TALLAHASSEE — Republicans who control Florida’s Legislature said Tuesday that they will not appeal a landmark ruling that found that the state’s map for congressional districts unconstitutional.
But Senate President Don Gaetz and House Speaker Will Weatherford said in a joint statement that they want to postpone drawing a new map until after the 2014 elections.
Gaetz and Weatherford said changing district boundaries now would cause election problems, noting that absentee ballots for the state’s Aug. 26 primary have already been sent to overseas voters.
“Any attempt to change the districts at this late stage of the 2014 elections process would cause chaos and confusion and would threaten the rights of our deployed military voters,” the statement says.

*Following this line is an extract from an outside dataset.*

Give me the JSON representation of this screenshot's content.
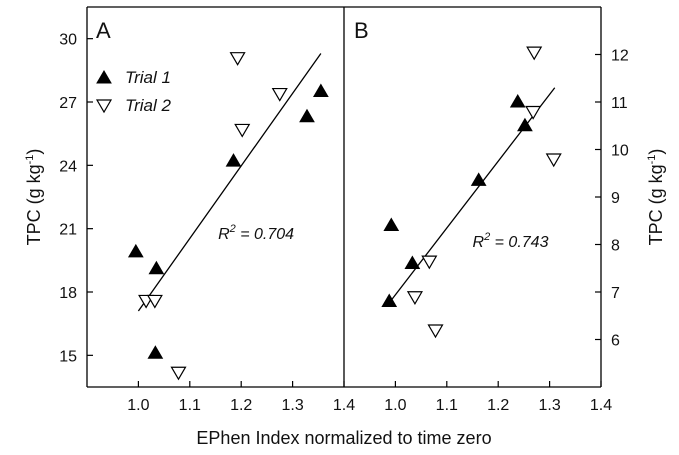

A circuit judge ruled last week that the Legislature illegally drew Florida’s congressional districts to primarily benefit the Republican Party. Judge Terry Lewis ruled that two of the state’s 27 congressional districts were invalid and that the map must be redrawn. Florida’s congressional delegation is split currently between 17 Republicans and 10 Democrats.
The landmark decision comes in the first serious test of the “Fair Districts” amendments adopted by the state’s voters in 2010. Those standards said legislators could no longer draw up districts to favor incumbents or a political party, a practice known as gerrymandering.
The first district that Lewis ruled invalid is a sprawling one, stretching from Jacksonville to Orlando. U.S. Rep. Corinne Brown, a Democrat, holds the seat. The second is a mid-central Florida district. The seat is held by U.S. Rep. Dan Webster, a Republican.
The legislative leaders’ statement noted that Lewis did not find several other congressional seats invalid and even stated that other districts could remain intact.
But it will be up to Lewis now to decide whether to let the Legislature redraw the maps. His ruling last week did not specify who should redraw the maps or when it should be redrawn.
The coalition of groups that sued the Legislature filed a motion Monday asking Lewis to hold a hearing to figure out what should happen next. The groups, which include the League of Women Voters, argue that with the 2014 elections looming, “time is of the essence for drawing a remedial congressional plan.”
David King, a lawyer representing a coalition of groups that sued the Legislature, had no immediate comment on the announcement from legislative leaders, other than to say “we are in the process of formulating our plans.”